News AMD's Zen 5 AVX-512 performance tested — Zen 5 performs significantly better than Zen 4 on Linux without consuming any more power

Admin · Aug 19, 2024

Phoronix tested the Ryzen 9 9950X and Ryzen 9 7950X in a head-to-head face-off in AVX-512 workloads to see how the 9950X's AVX-512 implementation is much better.

AMD's Zen 5 AVX-512 performance tested — Zen 5 performs significantly better than Zen 4 on Linux without consuming any more power : Read more

Sleepy_Hollowed · Aug 19, 2024

Wowza, this is nuts.

I might compile a Linux distribution and it’s apps with AVX 512 enabled now just for the hell of it if I get my hands on one of these.

bit_user · Aug 19, 2024

The article said:
In the 90 benchmarks tested, the Ryzen 9 9950X saw an overall performance gain of 27% compared to the Ryzen 9 7950X with AVX turned on.

I think "AVX" might've been used as a shorthand, in this case. Just to be clear: what he did was test with AVX-512 vs. no AVX-512. In most or all of these benchmarks, there will be a fallback path involving AVX2. So, there's probably some form of AVX-family instructions being used in both cases. If not, the performance discrepancy would be even more stark!

Also, given no core count increase and virtually the same memory speeds and cache sizes, a 27% generational uplift is pretty massive! Intel has a CPU with 16 P-cores and AVX-512, called the Xeon W5-2465X. Its list price is about $1400 or about 2x what the R9 9950X costs and it features a TDP of 200W (PL2= 240W). Motherboard costs for those CPUs are probably also about 2x. I'd love to see the two face off on these AVX-512 benchmarks, because I'll bet the Ryzen stomps it at half the price and 3/4ths the power!

The article said:
the Zen 5 chip only consumed a couple more watts at full load than the AVX-512 disabled. On average, the 9950X consumed 205.19 watts at its peak with AVX-512 acceleration turned on. Turned off, the chip consumed 203.94 watts.

I think you read the chart in the way that made more sense. Paradoxically, the chart actually says each CPU used a little less power with AVX-512 on!

The temperature data is consistent with this: 2-3 degrees higher temps for AVX-512 off.

The article said:
utilizing AVX-512 made the 9950X run at slightly higher clock speeds

I know that's what his frequency charts say, but I think that's not what really happened. If you look closely, he charts only the highest frequency core, which is pretty silly for a test like this. Not all threads will be running AVX-512 heavy code paths and not all cores will have 2 SMT threads running on them. The more lightly-loaded cores will be the ones clocking higher.

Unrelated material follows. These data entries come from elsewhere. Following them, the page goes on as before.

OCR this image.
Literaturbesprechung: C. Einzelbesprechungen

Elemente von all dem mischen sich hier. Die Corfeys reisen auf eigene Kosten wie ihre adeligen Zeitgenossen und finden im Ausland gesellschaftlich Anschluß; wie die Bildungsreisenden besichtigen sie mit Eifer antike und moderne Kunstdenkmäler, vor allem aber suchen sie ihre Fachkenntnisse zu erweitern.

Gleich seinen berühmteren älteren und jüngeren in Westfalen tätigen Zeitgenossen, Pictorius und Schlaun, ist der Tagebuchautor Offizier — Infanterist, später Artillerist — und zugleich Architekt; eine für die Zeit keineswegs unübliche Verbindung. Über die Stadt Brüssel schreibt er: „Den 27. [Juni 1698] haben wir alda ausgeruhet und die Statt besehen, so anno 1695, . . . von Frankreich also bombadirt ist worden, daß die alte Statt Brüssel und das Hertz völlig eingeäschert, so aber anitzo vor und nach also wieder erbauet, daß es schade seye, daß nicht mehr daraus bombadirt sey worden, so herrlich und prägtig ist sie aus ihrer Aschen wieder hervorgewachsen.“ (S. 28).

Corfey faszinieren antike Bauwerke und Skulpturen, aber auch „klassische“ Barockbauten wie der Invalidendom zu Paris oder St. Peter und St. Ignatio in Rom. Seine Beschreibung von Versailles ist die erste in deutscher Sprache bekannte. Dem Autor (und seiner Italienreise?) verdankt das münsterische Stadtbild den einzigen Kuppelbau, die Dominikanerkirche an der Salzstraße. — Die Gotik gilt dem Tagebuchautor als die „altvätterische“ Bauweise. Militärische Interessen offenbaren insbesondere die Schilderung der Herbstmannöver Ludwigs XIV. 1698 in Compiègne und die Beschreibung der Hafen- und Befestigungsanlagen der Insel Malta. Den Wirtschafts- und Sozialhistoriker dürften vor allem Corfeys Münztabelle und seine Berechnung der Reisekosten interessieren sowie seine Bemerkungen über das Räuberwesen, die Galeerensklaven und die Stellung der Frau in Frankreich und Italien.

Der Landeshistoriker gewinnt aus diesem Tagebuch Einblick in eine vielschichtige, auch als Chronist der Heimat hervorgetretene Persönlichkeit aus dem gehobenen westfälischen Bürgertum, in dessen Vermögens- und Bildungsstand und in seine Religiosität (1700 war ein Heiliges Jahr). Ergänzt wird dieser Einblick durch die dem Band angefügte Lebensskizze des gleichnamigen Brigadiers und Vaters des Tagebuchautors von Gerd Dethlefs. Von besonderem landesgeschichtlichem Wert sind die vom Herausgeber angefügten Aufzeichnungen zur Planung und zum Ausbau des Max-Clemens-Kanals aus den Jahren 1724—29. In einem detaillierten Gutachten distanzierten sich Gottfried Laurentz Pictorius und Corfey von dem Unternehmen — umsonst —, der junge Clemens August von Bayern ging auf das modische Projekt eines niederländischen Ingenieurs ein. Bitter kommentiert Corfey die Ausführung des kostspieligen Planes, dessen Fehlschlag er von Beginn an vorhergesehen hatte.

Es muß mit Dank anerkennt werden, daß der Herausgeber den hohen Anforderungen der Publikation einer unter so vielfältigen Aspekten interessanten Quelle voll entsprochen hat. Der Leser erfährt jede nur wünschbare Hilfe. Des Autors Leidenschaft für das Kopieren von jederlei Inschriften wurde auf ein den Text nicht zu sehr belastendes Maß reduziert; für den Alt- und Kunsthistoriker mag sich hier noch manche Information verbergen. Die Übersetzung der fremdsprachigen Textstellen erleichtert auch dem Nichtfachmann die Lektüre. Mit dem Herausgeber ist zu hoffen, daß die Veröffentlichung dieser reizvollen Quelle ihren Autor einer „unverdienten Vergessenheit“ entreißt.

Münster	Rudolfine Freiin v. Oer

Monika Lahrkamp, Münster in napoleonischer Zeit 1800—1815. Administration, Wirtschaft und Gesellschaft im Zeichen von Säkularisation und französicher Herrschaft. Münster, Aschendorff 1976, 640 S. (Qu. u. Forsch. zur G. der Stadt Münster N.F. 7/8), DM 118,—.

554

I think the reason he just looked at peak frequency instead of the average was to exclude idle cores dragging down the mean. That might be fine for some benchmarks. However, in cases like this, such an approach really fails to provide the kind of insight we'd like to have.

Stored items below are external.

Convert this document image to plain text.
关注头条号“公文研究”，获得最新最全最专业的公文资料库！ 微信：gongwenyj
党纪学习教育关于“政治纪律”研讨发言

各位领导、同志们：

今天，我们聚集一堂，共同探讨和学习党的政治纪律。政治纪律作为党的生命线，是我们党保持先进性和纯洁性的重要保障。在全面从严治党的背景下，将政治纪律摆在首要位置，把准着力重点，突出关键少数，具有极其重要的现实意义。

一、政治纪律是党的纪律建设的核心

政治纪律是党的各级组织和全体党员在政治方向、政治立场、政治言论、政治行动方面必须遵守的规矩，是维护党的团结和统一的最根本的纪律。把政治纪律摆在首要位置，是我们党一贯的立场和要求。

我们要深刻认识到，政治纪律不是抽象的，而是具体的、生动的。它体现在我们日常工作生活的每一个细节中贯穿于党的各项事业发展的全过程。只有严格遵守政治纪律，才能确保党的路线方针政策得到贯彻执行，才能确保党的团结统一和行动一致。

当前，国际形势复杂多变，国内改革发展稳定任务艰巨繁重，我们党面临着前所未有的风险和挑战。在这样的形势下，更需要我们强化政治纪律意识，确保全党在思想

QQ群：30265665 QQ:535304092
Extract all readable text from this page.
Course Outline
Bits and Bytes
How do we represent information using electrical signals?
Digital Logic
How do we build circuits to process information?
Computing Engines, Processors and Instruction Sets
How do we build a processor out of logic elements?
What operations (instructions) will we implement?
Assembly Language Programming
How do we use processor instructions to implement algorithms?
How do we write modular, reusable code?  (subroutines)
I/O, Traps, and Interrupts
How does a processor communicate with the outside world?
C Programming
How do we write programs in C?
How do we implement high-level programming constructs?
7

In light of that, my conjecture for why power and temperatures decreased with AVX-512 on is that frequencies did indeed drop slightly, for the cores running AVX-512 -heavy code. That's the only sensible explanation I see for it.

AkroZ · Aug 19, 2024

It's not like average consumer need AVX-512, only specialized applications (mostly professional) use it.
Video games can slightly use it for 3D (matrix transformations => 3D animations), and some neural networks (IA) which is most likely why AMD put effort on it.

bit_user · Aug 19, 2024

AkroZ said:
It's not like average consumer need AVX-512, only specialized applications (mostly professional) use it.

I don't entirely disagree, but there have been some interesting applications of it to accelerate string processing.

https://github.com/simdjson/simdjson?tab=readme-ov-file#performance-results

However, that data appears to be just for AVX2 (uploaded March 2021; its filename suggests it was measured on Zen 2 EPYC). When optimizing with AVX-512, they managed to find another 60% performance improvement!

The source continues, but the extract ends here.